Jerry Slusky, an attorney representing about 30 convenience store, apartment complex, shopping center, commercial and office building owners, said he was satisfied with the emerging compromise.

Terry Scholl, the city's chief electrical inspector, said he feels the ordinance goes a long way toward making lighting better in the city, but he has been frustrated by some of the demands of business interests.

"It's a very difficult, unusual situation because we have a select group of building and commercial owners that has gone to a great expense by hiring this lawyer to negotiate their point of view," he said. "I'm trying to take the point of view of the average citizen and address the problems that way. But of the 400,000 people that live here in Omaha, the only person I'm negotiating with and the people who are rewriting this are people representing select companies."

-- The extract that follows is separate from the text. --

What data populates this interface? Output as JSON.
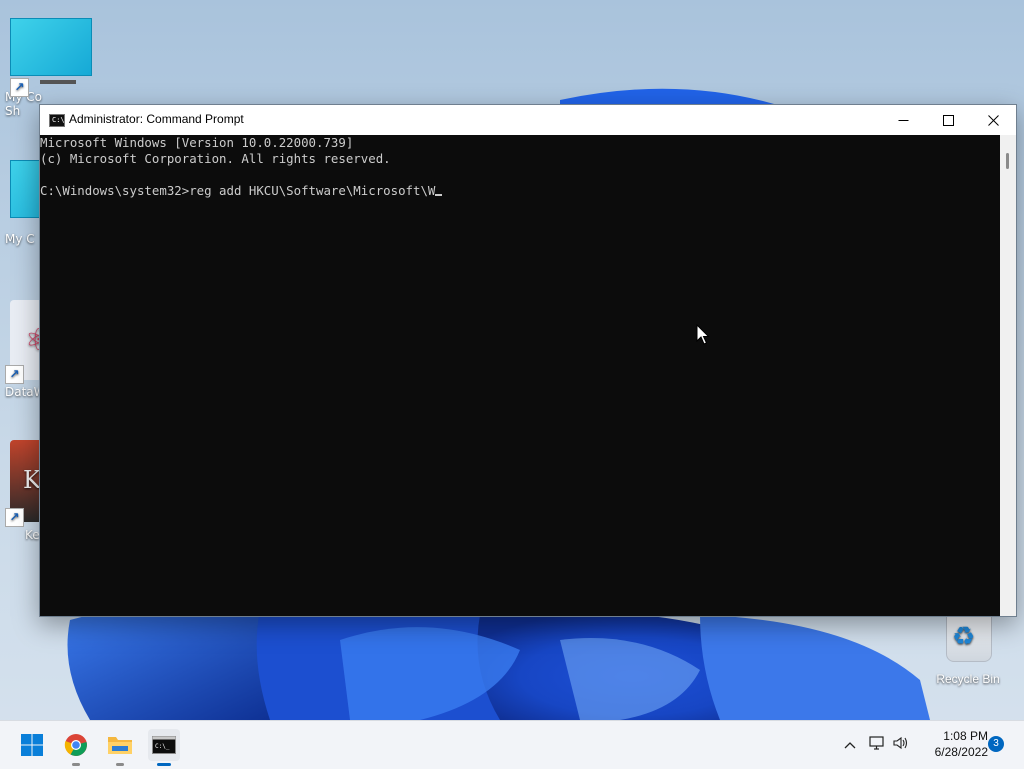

Both Scholl and Slusky agree some issues still remain and may be addressed in last-minute amendments:

  • If the business interests have their way, neighbors may have to hire a licensed electrical engineer to determine if bothersome lighting truly does not comply with lighting regulations before the city could consider their complaint. And proof of an accident or a report from a police officer may be required before complaints about light interfering with traffic would be considered.
  • The ordinance now offers no remedies for business-to-business complaints. For example, if a convenience store's lights are sending glare into a nearby restaurant's windows, the restaurant's owners have no recourse other than persuading their neighbors to play nice or suing under some other ordinance or law.
  • Businesses still are lobbying for some provision that would allow them to replace existing lighting in small increments under the protection of the grandfather clause. In other words, if two of 10 grandfathered lights in a parking lot break, they'd like the option of replacing those two with the old-style lights, instead of putting in new ones that might look different, until the 17 years are up.
  • Depending on one's interpretation of "adjacent" and the final language in the ordinance, the changes may not help folks out in The Ridges. Their residential properties are north of West Center Road and don't directly abut the stores they say are causing the glare.